A failing in 3d gradients?

[bmrick]

So my question is regarding the gradient of a function. Suppose we have a function expressed In cylindrical coordinates. Its expressed as z=rcos2@

I expressed the equation in cylindrical, but for the sake of my logic I'll now talk about it in cartesian. It appears that dz/dx and dz/dy at the origin are both equal to one, and so the gradient would imply (back into cylindrical coordinates) dz\Dr at the 45 degree angle is not what the graph implies, What am I missing here?

It seems to me that d(dz/ dr) \d@ is still valid as a gradient?

Isn't the argument of the gradient in cartesian that dz/dy should not change much over small changes in x, and yet this is not true in this example.

 

[FactChecker]

You have an example of a function that has partial derivatives on the x and y axes at the origin, but is not differentiable.
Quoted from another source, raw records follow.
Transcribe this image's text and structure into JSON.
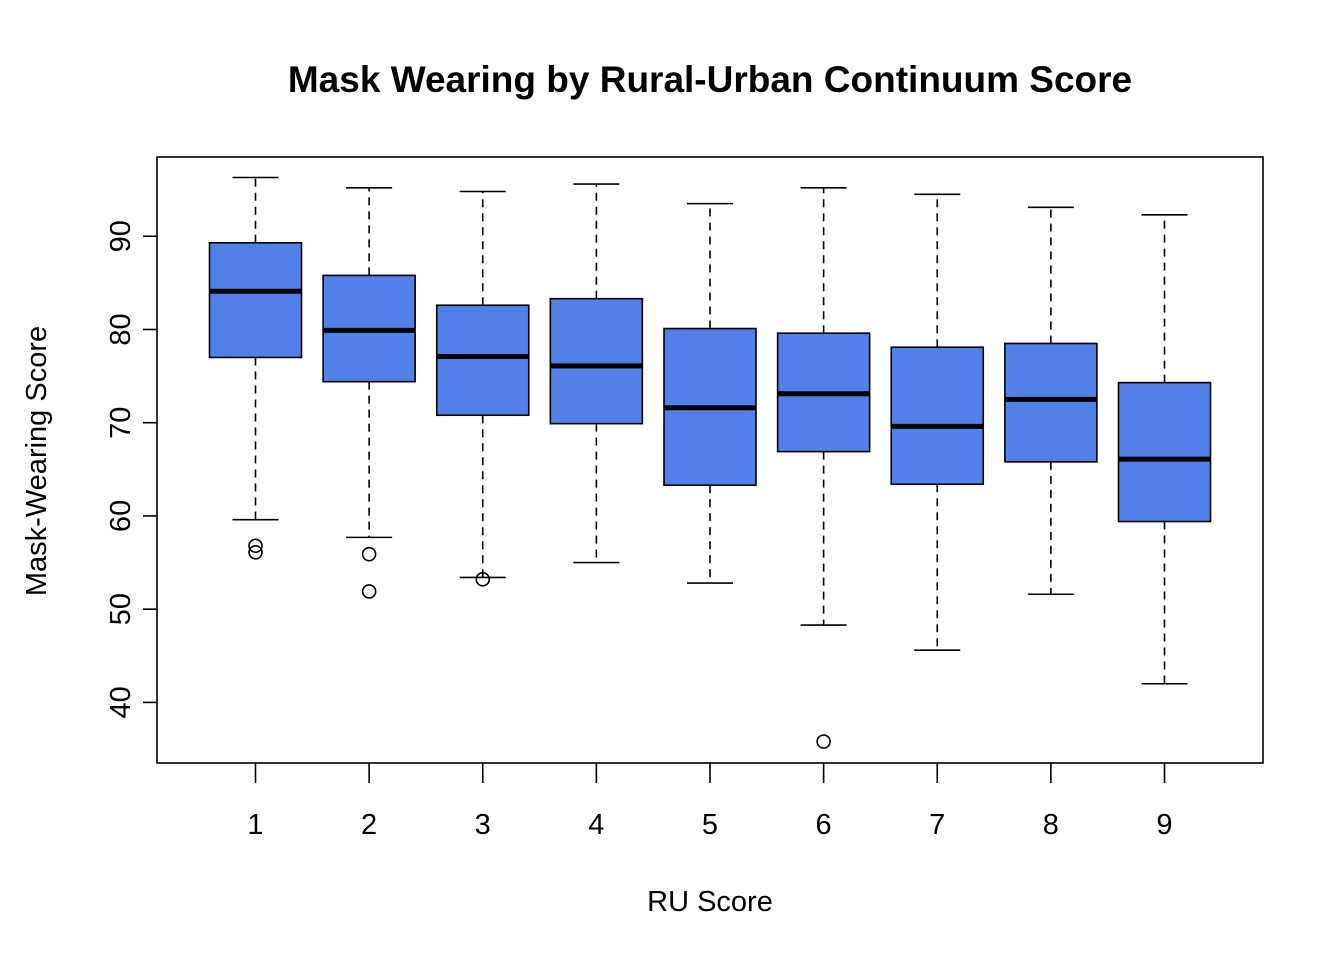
{
  "chart_data": {
    "type": "box",
    "title": "Mask Wearing by Rural-Urban Continuum Score",
    "xlabel": "RU Score",
    "ylabel": "Mask-Wearing Score",
    "ylim": [
      33.5,
      98.5
    ],
    "y_ticks": [
      40,
      50,
      60,
      70,
      80,
      90
    ],
    "box_color": "#5080E8",
    "categories": [
      "1",
      "2",
      "3",
      "4",
      "5",
      "6",
      "7",
      "8",
      "9"
    ],
    "boxes": [
      {
        "category": "1",
        "whisker_low": 59.6,
        "q1": 77.0,
        "median": 84.1,
        "q3": 89.3,
        "whisker_high": 96.3,
        "outliers": [
          56.1,
          56.8
        ]
      },
      {
        "category": "2",
        "whisker_low": 57.7,
        "q1": 74.4,
        "median": 79.9,
        "q3": 85.8,
        "whisker_high": 95.2,
        "outliers": [
          55.9,
          51.9
        ]
      },
      {
        "category": "3",
        "whisker_low": 53.4,
        "q1": 70.8,
        "median": 77.1,
        "q3": 82.6,
        "whisker_high": 94.8,
        "outliers": [
          53.2
        ]
      },
      {
        "category": "4",
        "whisker_low": 55.0,
        "q1": 69.9,
        "median": 76.1,
        "q3": 83.3,
        "whisker_high": 95.6,
        "outliers": []
      },
      {
        "category": "5",
        "whisker_low": 52.8,
        "q1": 63.3,
        "median": 71.6,
        "q3": 80.1,
        "whisker_high": 93.5,
        "outliers": []
      },
      {
        "category": "6",
        "whisker_low": 48.3,
        "q1": 66.9,
        "median": 73.1,
        "q3": 79.6,
        "whisker_high": 95.2,
        "outliers": [
          35.8
        ]
      },
      {
        "category": "7",
        "whisker_low": 45.6,
        "q1": 63.4,
        "median": 69.6,
        "q3": 78.1,
        "whisker_high": 94.5,
        "outliers": []
      },
      {
        "category": "8",
        "whisker_low": 51.6,
        "q1": 65.8,
        "median": 72.5,
        "q3": 78.5,
        "whisker_high": 93.1,
        "outliers": []
      },
      {
        "category": "9",
        "whisker_low": 42.0,
        "q1": 59.4,
        "median": 66.1,
        "q3": 74.3,
        "whisker_high": 92.3,
        "outliers": []
      }
    ]
  }
}
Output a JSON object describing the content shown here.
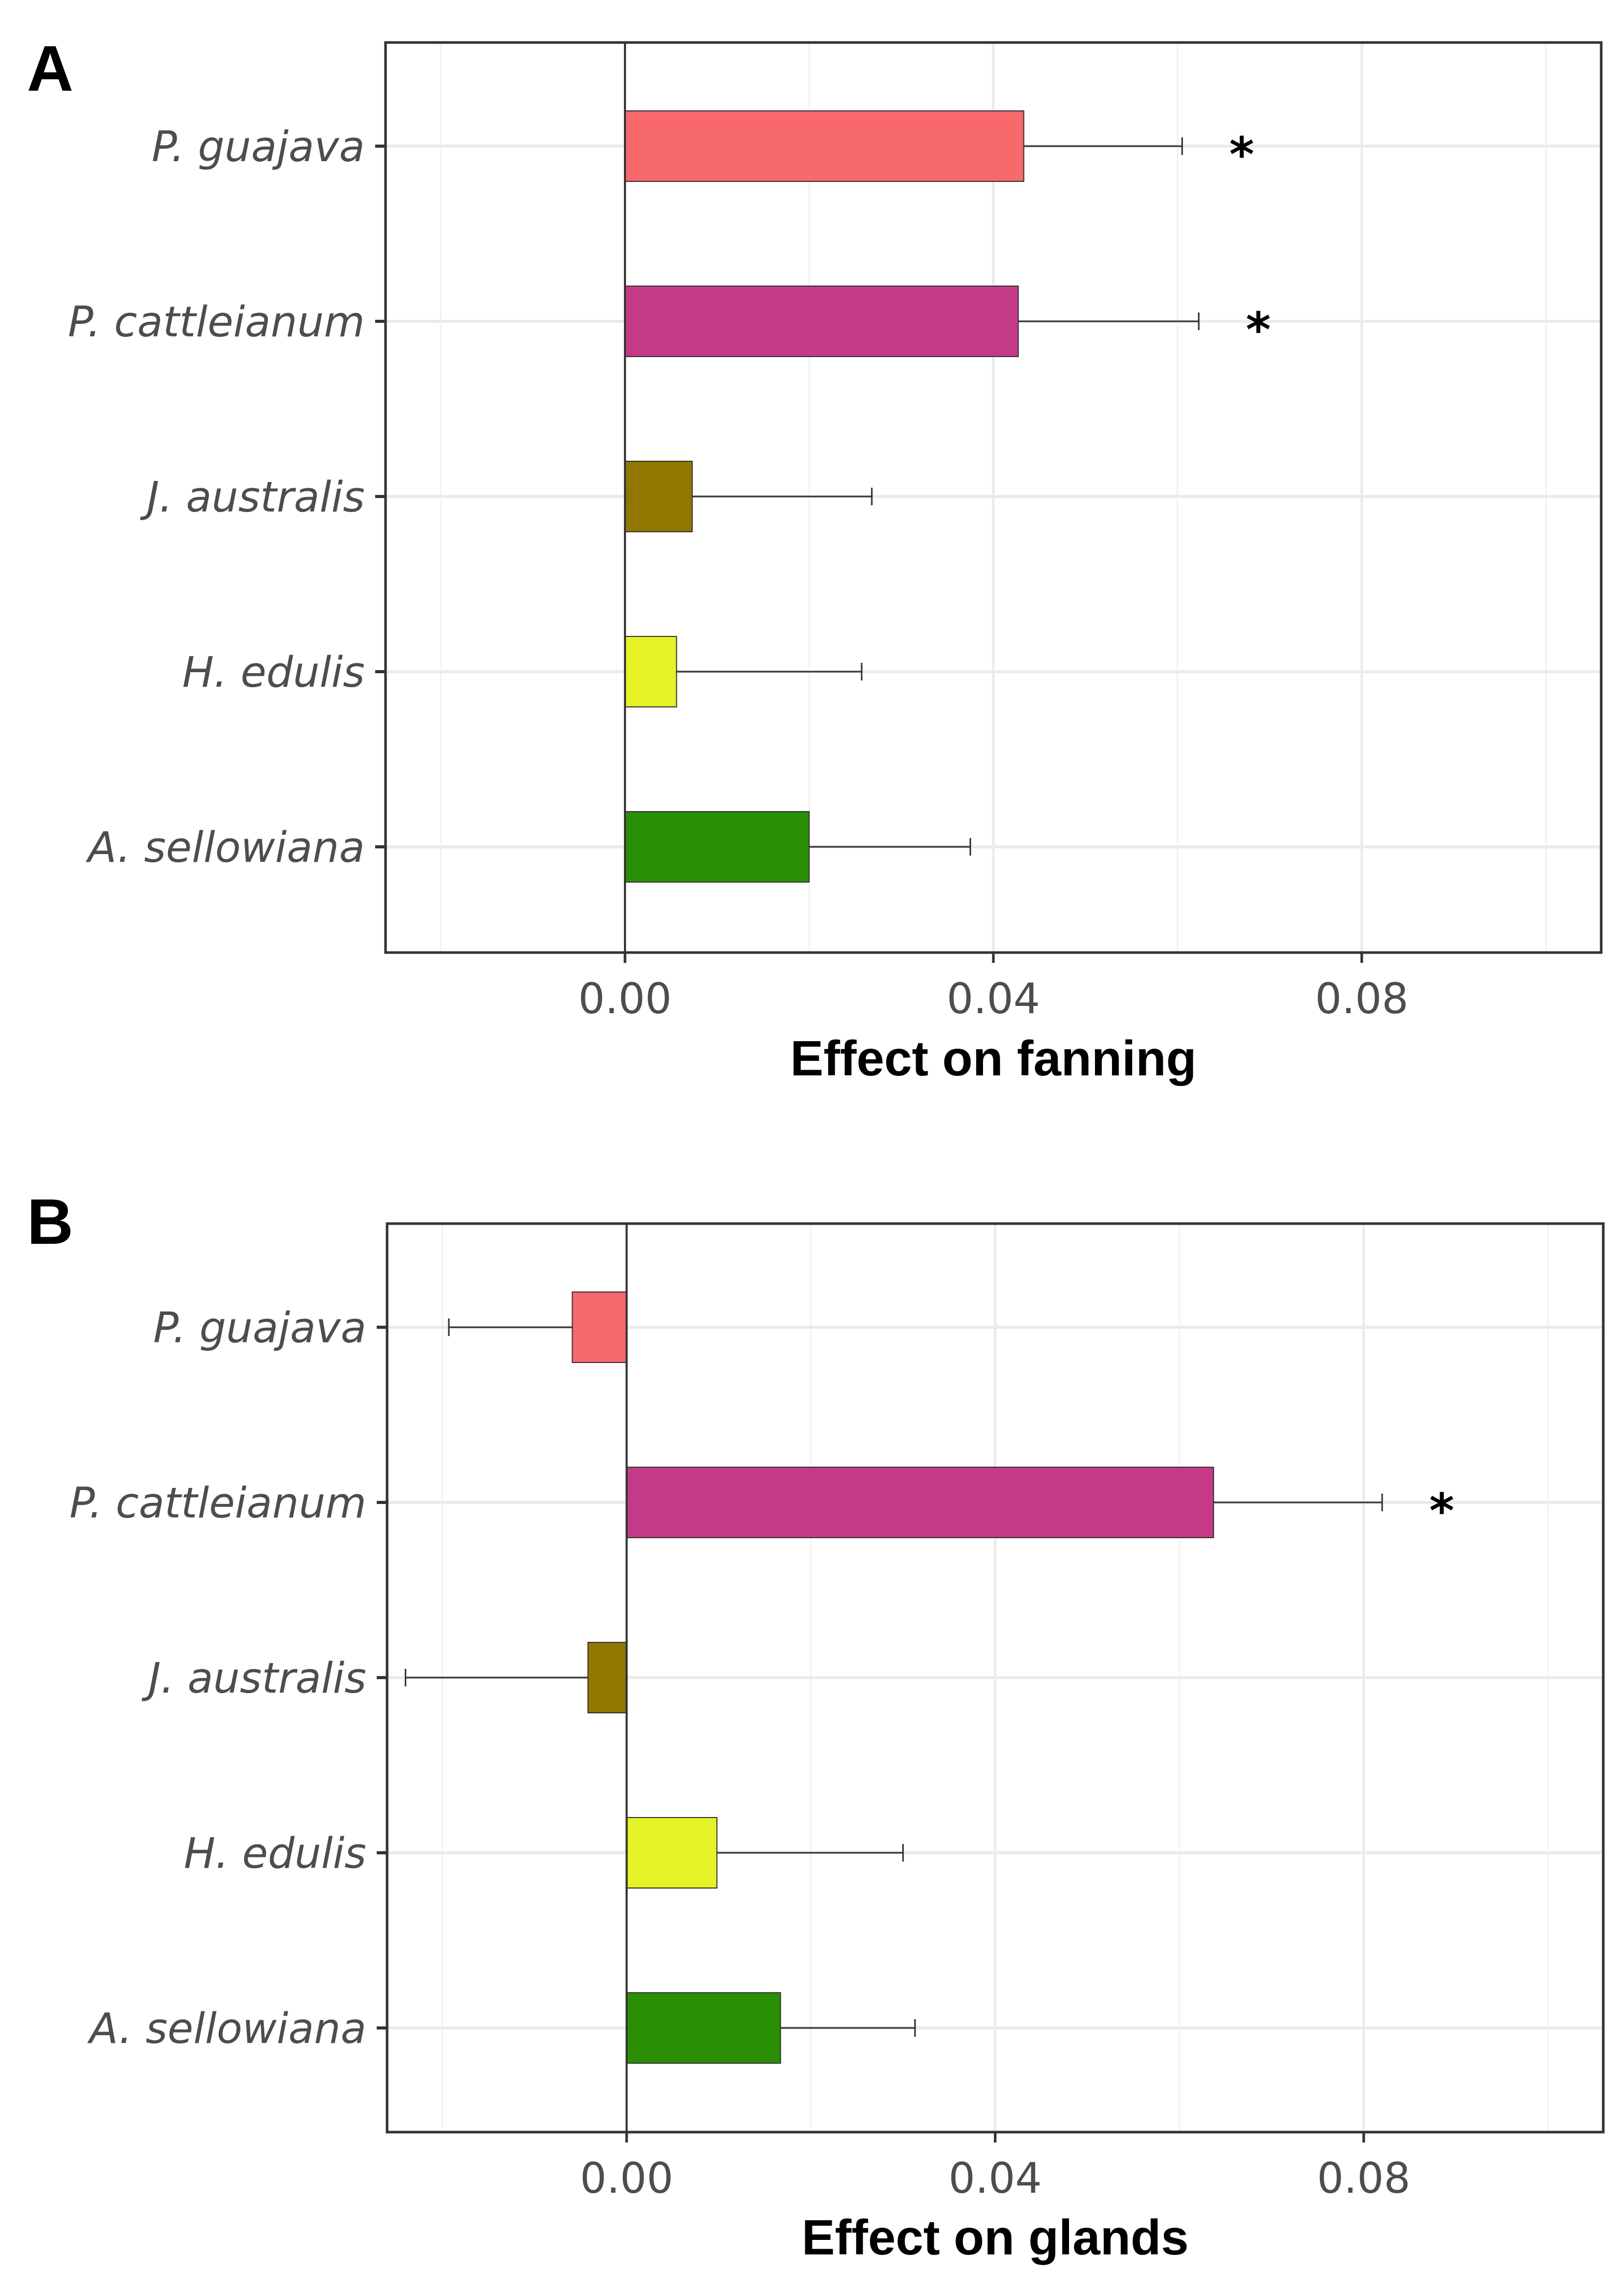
{
  "chart_data": [
    {
      "panel": "A",
      "type": "bar",
      "orientation": "horizontal",
      "xlabel": "Effect on fanning",
      "ylabel": "",
      "xlim": [
        -0.026,
        0.106
      ],
      "x_ticks": [
        0.0,
        0.04,
        0.08
      ],
      "x_tick_labels": [
        "0.00",
        "0.04",
        "0.08"
      ],
      "x_minor": [
        -0.02,
        0.02,
        0.06,
        0.1
      ],
      "grid": true,
      "categories": [
        "P. guajava",
        "P. cattleianum",
        "J. australis",
        "H. edulis",
        "A. sellowiana"
      ],
      "values": [
        0.0433,
        0.0427,
        0.0073,
        0.0056,
        0.02
      ],
      "error_upper": [
        0.0605,
        0.0623,
        0.0268,
        0.0257,
        0.0375
      ],
      "significance": [
        "*",
        "*",
        "",
        "",
        ""
      ],
      "colors": [
        "#f8696b",
        "#c53a87",
        "#917600",
        "#e4f227",
        "#2a8f05"
      ]
    },
    {
      "panel": "B",
      "type": "bar",
      "orientation": "horizontal",
      "xlabel": "Effect on glands",
      "ylabel": "",
      "xlim": [
        -0.026,
        0.106
      ],
      "x_ticks": [
        0.0,
        0.04,
        0.08
      ],
      "x_tick_labels": [
        "0.00",
        "0.04",
        "0.08"
      ],
      "x_minor": [
        -0.02,
        0.02,
        0.06,
        0.1
      ],
      "grid": true,
      "categories": [
        "P. guajava",
        "P. cattleianum",
        "J. australis",
        "H. edulis",
        "A. sellowiana"
      ],
      "values": [
        -0.0059,
        0.0637,
        -0.0042,
        0.0098,
        0.0167
      ],
      "error_lower": [
        -0.0193,
        null,
        -0.024,
        null,
        null
      ],
      "error_upper": [
        null,
        0.082,
        null,
        0.03,
        0.0313
      ],
      "significance": [
        "",
        "*",
        "",
        "",
        ""
      ],
      "colors": [
        "#f8696b",
        "#c53a87",
        "#917600",
        "#e4f227",
        "#2a8f05"
      ]
    }
  ]
}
There are fairly simple functions that have directional derivatives on any streight line through the origin, but do not have a Jacobian differential. (see http://en.wikipedia.org/wiki/Differentiable_function#Differentiability_in_higher_dimensions)

 

[HallsofIvy]

The gradient, whether in one or several variables, is a derivative, not a second derivative, like your "d(dz/dr)/d@".

 

[WWGD]

So my question is regarding the gradient of a function. Suppose we have a function expressed In cylindrical coordinates. Its expressed as z=rcos2@

I expressed the equation in cylindrical, but for the sake of my logic I'll now talk about it in cartesian. It appears that dz/dx and dz/dy at the origin are both equal to one, and so the gradient would imply (back into cylindrical coordinates) dz\Dr at the 45 degree angle is not what the graph implies, What am I missing here?

It seems to me that d(dz/ dr) \d@ is still valid as a gradient?

Isn't the argument of the gradient in cartesian that dz/dy should not change much over small changes in x, and yet this is not true in this example.

If I understood correctly, this is true only when the gradient itself is continuous.